Em 1886, Le Chatelier introduziu um termopar constituido de um fio de platina e outro de 90% platina - 10% rhódio. Essa combinação, o tipo S, ainda é usada para fins de calibração e comparação, foi usada para definir a Escala Internacional Prática de Temperaturas de 1968, do ponto de antimônio ao de ouro. Esse tipo de termopar foi fabricado e comercializado por W.C.Haraeus, Gmb. de Hanau, Alemanha e, às vezes, é referido como Par Heraeus.
Posteriormente, descobriu-se que um termoelemento composto de 87% platina e 13% rhódio, Tipo R, apresentava uma saída FEM (força eletromotriz) um pouco mais alta.
Em 1954, um termopar foi introduzido na Alemanha cuja perna positiva era uma liga de platina e 30% de rhódio, seu terminal negativo também era uma liga de platina e 6% rhódio. Essa combinação Tipo B, dá maior resistência física, maior estabilidade, e pode suportar temperaturas mais altas do que os tipos R e S.
O aspecto econômico dos processos industriais levou a uma procura por metais menos caros a serem utilizados nos termopares. Ferro e níquel práticos e baratos. O níquel puro, entretanto, tornava-se muito quebradiço com a oxidação, e descobriu-se que uma liga de aproximadamente 60% cobre, 40% níquel (constantan) eliminaria esse problema. Essa combinação de ligas, ferro-constantan, é largamente usada e é chamada de Tipo J. A calibração atual para o Tipo J foi estabelecida pelo National Bureau os Standards, hoje conhecido como o National Institute of Standards and Tecnology (N.I.S.T.).
A procura por medições de temperatura mais altas levou ao desenvolvimento de uma liga 90% níquel- 10% de cromo como o fio positivo, e uma liga de 95% níquel - 5% alumínio, manganês e silício, para o fio negativo. Essa combinação inicialmente denominada de Chromel-Alumel, é conhecida como o Tipo K.
Por outro lado, a necessidade de uma medição de temperaturas abaixo de zero contribuiu para a seleção de cobre para o fio positivo e constantan para o negativo no par termoelementos Tipo T.

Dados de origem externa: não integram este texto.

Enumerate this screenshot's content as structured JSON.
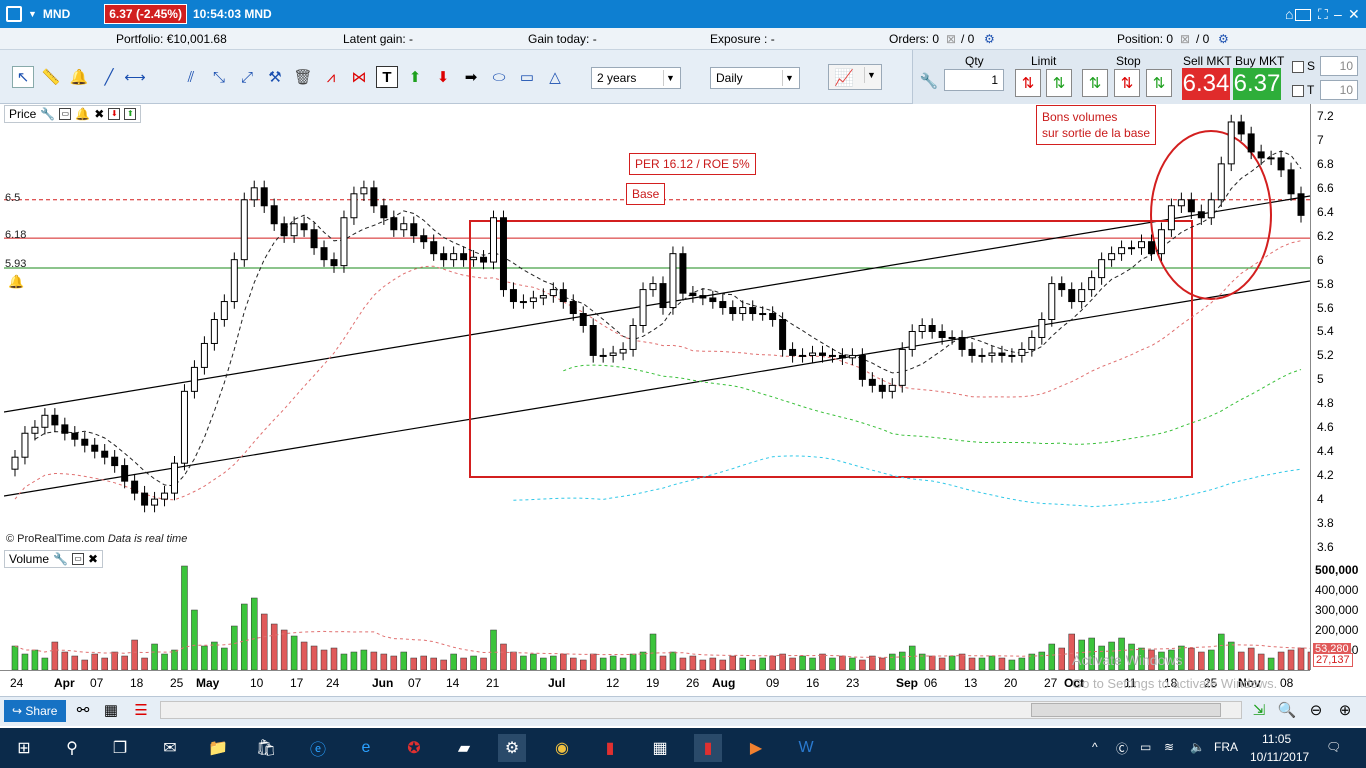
{
  "titlebar": {
    "ticker": "MND",
    "price_change": "6.37 (-2.45%)",
    "clock": "10:54:03 MND"
  },
  "status": {
    "portfolio": "Portfolio: €10,001.68",
    "latent_gain": "Latent gain: -",
    "gain_today": "Gain today: -",
    "exposure": "Exposure : -",
    "orders": "Orders: 0",
    "orders_total": "/ 0",
    "position": "Position: 0",
    "position_total": "/ 0"
  },
  "toolbar": {
    "period": "2 years",
    "interval": "Daily"
  },
  "order_panel": {
    "qty_label": "Qty",
    "qty_value": "1",
    "limit_label": "Limit",
    "stop_label": "Stop",
    "sell_label": "Sell MKT",
    "buy_label": "Buy MKT",
    "sell_price": "6.34",
    "buy_price": "6.37",
    "s_label": "S",
    "t_label": "T",
    "s_value": "10",
    "t_value": "10"
  },
  "price_panel": {
    "title": "Price"
  },
  "volume_panel": {
    "title": "Volume"
  },
  "annotations": {
    "per": "PER 16.12 / ROE 5%",
    "base": "Base",
    "volumes_line1": "Bons volumes",
    "volumes_line2": "sur sortie de la base"
  },
  "levels": {
    "l1": "6.5",
    "l2": "6.18",
    "l3": "5.93"
  },
  "credit": "© ProRealTime.com",
  "credit_note": "Data is real time",
  "price_axis": [
    "7.2",
    "7",
    "6.8",
    "6.6",
    "6.4",
    "6.2",
    "6",
    "5.8",
    "5.6",
    "5.4",
    "5.2",
    "5",
    "4.8",
    "4.6",
    "4.4",
    "4.2",
    "4",
    "3.8",
    "3.6"
  ],
  "volume_axis": [
    "500,000",
    "400,000",
    "300,000",
    "200,000",
    "100,000"
  ],
  "volume_tags": {
    "v1": "53,280",
    "v2": "27,137"
  },
  "dates": [
    "24",
    "Apr",
    "07",
    "18",
    "25",
    "May",
    "10",
    "17",
    "24",
    "Jun",
    "07",
    "14",
    "21",
    "Jul",
    "12",
    "19",
    "26",
    "Aug",
    "09",
    "16",
    "23",
    "Sep",
    "06",
    "13",
    "20",
    "27",
    "Oct",
    "11",
    "18",
    "25",
    "Nov",
    "08"
  ],
  "watermark": {
    "line1": "Activate Windows",
    "line2": "Go to Settings to activate Windows."
  },
  "bottom": {
    "share": "Share"
  },
  "taskbar": {
    "lang": "FRA",
    "time": "11:05",
    "date": "10/11/2017"
  },
  "chart_data": {
    "type": "candlestick",
    "ylim": [
      3.6,
      7.3
    ],
    "levels": [
      6.5,
      6.18,
      5.93
    ],
    "closes": [
      4.35,
      4.55,
      4.6,
      4.7,
      4.62,
      4.55,
      4.5,
      4.45,
      4.4,
      4.35,
      4.28,
      4.15,
      4.05,
      3.95,
      4.0,
      4.05,
      4.3,
      4.9,
      5.1,
      5.3,
      5.5,
      5.65,
      6.0,
      6.5,
      6.6,
      6.45,
      6.3,
      6.2,
      6.3,
      6.25,
      6.1,
      6.0,
      5.95,
      6.35,
      6.55,
      6.6,
      6.45,
      6.35,
      6.25,
      6.3,
      6.2,
      6.15,
      6.05,
      6.0,
      6.05,
      6.0,
      6.02,
      5.98,
      6.35,
      5.75,
      5.65,
      5.65,
      5.68,
      5.7,
      5.75,
      5.65,
      5.55,
      5.45,
      5.2,
      5.2,
      5.22,
      5.25,
      5.45,
      5.75,
      5.8,
      5.6,
      6.05,
      5.72,
      5.7,
      5.68,
      5.65,
      5.6,
      5.55,
      5.6,
      5.55,
      5.55,
      5.5,
      5.25,
      5.2,
      5.2,
      5.22,
      5.2,
      5.2,
      5.18,
      5.2,
      5.0,
      4.95,
      4.9,
      4.95,
      5.25,
      5.4,
      5.45,
      5.4,
      5.35,
      5.35,
      5.25,
      5.2,
      5.2,
      5.22,
      5.2,
      5.2,
      5.25,
      5.35,
      5.5,
      5.8,
      5.75,
      5.65,
      5.75,
      5.85,
      6.0,
      6.05,
      6.1,
      6.1,
      6.15,
      6.05,
      6.25,
      6.45,
      6.5,
      6.4,
      6.35,
      6.5,
      6.8,
      7.15,
      7.05,
      6.9,
      6.85,
      6.85,
      6.75,
      6.55,
      6.37
    ],
    "volumes": [
      120,
      80,
      100,
      60,
      140,
      90,
      70,
      50,
      80,
      60,
      90,
      70,
      150,
      60,
      130,
      80,
      100,
      520,
      300,
      120,
      140,
      110,
      220,
      330,
      360,
      280,
      230,
      200,
      170,
      140,
      120,
      100,
      110,
      80,
      90,
      100,
      90,
      80,
      70,
      90,
      60,
      70,
      60,
      50,
      80,
      60,
      70,
      60,
      200,
      130,
      90,
      70,
      80,
      60,
      70,
      80,
      60,
      50,
      80,
      60,
      70,
      60,
      80,
      90,
      180,
      70,
      90,
      60,
      70,
      50,
      60,
      50,
      70,
      60,
      50,
      60,
      70,
      80,
      60,
      70,
      60,
      80,
      60,
      70,
      60,
      50,
      70,
      60,
      80,
      90,
      120,
      80,
      70,
      60,
      70,
      80,
      60,
      60,
      70,
      60,
      50,
      60,
      80,
      90,
      130,
      110,
      180,
      150,
      160,
      120,
      140,
      160,
      130,
      110,
      100,
      90,
      100,
      120,
      110,
      90,
      100,
      180,
      140,
      90,
      110,
      80,
      60,
      90,
      100,
      110,
      90
    ]
  }
}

O relacionamento FEM - temperatura para este par (conhecida com a Tabela Adams) foi elaborado pelo National Bureau of Standards em 1938.
A combinação, relativamente recente, do termoelemento positivo do par Tipo K e o termoelemento negativo do par Tipo T é designado como um par termoelemento Tipo E. Este par é útil quando for necessário uma FEM mais alta.
Nos últimos vinte anos tem sido feito um esforço consideravel para avançar a tecnologia da medição de temperaturas. Muitos materiais de termoelementos novos têm sido introduzido para temperaturas mais altas.
Combinações de tungstênio, rênio e suas binárias são largamente usadas em temperaturas mais altas para atmosferas redutoras e inértes ou vácuo.
 
Os pares de termoelementos mais comuns são:

W-W26Re [tu vs. tu 26% rênio]
W3Re-W25Re [tu 3% rênio vs. tu 25% Re]
W5Re-W26Re [tu 5% Re vs. tu 26% Re]
 
Ainda não foram atribuídas nomenclaturas de letras para essas combinações: 

O avanço mais significativo, recentemente, na medição de temperatura foi a adoção da Escala Internacional de Temperaturas de 1990 (ITS-90). O trabalho de representantes internacionais foi adotado pela Internacional Committee of Eights and Measures em sua reunião de setembro de 1989, e é descrita na "The International Temperature Scale of 1990", Metrologia 27, Nº 1,3-10 (1990); Metrologia 27, 107 (1990).